The following example shows a PKI token. Note that, in practice, the token id value is about 3500 bytes. We shorten it in this example.
{ "token":{ "expires":"2013-06-26T16:52:50Z", "id":"MIIKXAY...", "issued_at":"2013-06-25T16:52:50.622502", "tenant":{ "description":null, "enabled":true, "id":"912426c8f4c04fb0a07d2547b0704185", "name":"demo" } } }
Note that the token is often passed within the structure of a larger context of an Identity Service response. These responses also provide a catalog of the various OpenStack services. Each service is listed with its name, access endpoints for internal, admin, and public access.
The Identity Service supports token revocation. This manifests as an API to revoke a token, to list revoked tokens and individual OpenStack services that cache tokens to query for the revoked tokens and remove them from their cache and append the same to their list of cached revoked tokens.
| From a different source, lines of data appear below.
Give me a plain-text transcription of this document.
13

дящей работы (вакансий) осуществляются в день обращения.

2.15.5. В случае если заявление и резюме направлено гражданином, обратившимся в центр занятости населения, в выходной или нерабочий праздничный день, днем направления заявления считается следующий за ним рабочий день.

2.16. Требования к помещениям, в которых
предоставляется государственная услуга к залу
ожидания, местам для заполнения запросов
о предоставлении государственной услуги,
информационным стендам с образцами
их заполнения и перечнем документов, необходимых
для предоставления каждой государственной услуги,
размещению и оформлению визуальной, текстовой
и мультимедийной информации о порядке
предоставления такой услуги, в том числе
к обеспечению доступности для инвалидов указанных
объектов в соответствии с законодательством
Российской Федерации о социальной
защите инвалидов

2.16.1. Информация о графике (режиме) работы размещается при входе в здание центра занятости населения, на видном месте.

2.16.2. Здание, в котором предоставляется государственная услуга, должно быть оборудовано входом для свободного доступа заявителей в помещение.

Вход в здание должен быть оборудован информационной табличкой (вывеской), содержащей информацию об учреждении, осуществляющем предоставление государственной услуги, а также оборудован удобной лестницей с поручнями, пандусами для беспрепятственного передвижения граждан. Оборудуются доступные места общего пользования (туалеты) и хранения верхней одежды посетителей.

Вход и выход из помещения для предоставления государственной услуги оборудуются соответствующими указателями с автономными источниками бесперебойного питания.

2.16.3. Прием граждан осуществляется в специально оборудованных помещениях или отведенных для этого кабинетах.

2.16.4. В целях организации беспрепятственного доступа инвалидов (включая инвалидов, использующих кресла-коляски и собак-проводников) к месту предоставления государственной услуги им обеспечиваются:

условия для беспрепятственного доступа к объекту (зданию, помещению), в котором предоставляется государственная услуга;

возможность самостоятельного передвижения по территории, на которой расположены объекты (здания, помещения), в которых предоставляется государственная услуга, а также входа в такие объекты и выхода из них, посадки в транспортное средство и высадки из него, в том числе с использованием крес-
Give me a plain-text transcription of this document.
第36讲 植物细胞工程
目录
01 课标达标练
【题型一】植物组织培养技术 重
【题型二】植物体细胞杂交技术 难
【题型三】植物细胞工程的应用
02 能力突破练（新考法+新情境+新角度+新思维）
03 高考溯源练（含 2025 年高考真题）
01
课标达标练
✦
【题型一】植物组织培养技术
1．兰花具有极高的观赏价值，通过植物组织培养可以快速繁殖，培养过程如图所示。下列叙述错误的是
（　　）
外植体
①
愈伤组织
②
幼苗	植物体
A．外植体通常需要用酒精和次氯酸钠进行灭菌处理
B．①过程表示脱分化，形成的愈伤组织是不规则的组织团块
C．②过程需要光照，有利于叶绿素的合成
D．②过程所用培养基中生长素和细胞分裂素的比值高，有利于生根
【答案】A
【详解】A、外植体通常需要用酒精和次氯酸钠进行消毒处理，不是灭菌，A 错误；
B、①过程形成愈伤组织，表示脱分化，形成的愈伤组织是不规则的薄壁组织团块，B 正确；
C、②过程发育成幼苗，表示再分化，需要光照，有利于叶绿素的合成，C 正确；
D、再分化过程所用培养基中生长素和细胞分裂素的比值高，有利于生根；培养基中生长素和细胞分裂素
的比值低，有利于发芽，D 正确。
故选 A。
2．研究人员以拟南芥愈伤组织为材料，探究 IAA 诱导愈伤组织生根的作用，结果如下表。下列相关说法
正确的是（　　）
Domains are high-level containers for projects, users and groups. As such, they can be used to centrally manage all Keystone-based identity components. With the introduction of account Domains, server, storage and other resources can now be logically grouped into multiple Projects (previously called Tenants) which can themselves be grouped under a master account-like container. In addition, multiple users can be managed within an account Domain and assigned roles that vary for each Project.
Keystone's V3 API supports multiple domains. Users of different domains may be represented in different authentication backends and even have different attributes that must be mapped to a single set of roles and privileges, that are used in the policy definitions to access the various service resources.
Where a rule may specify access to only admin users and users belonging to the tenant, the mapping may be trivial. In other scenarios the cloud administrator may need to approve the mapping routines per tenant.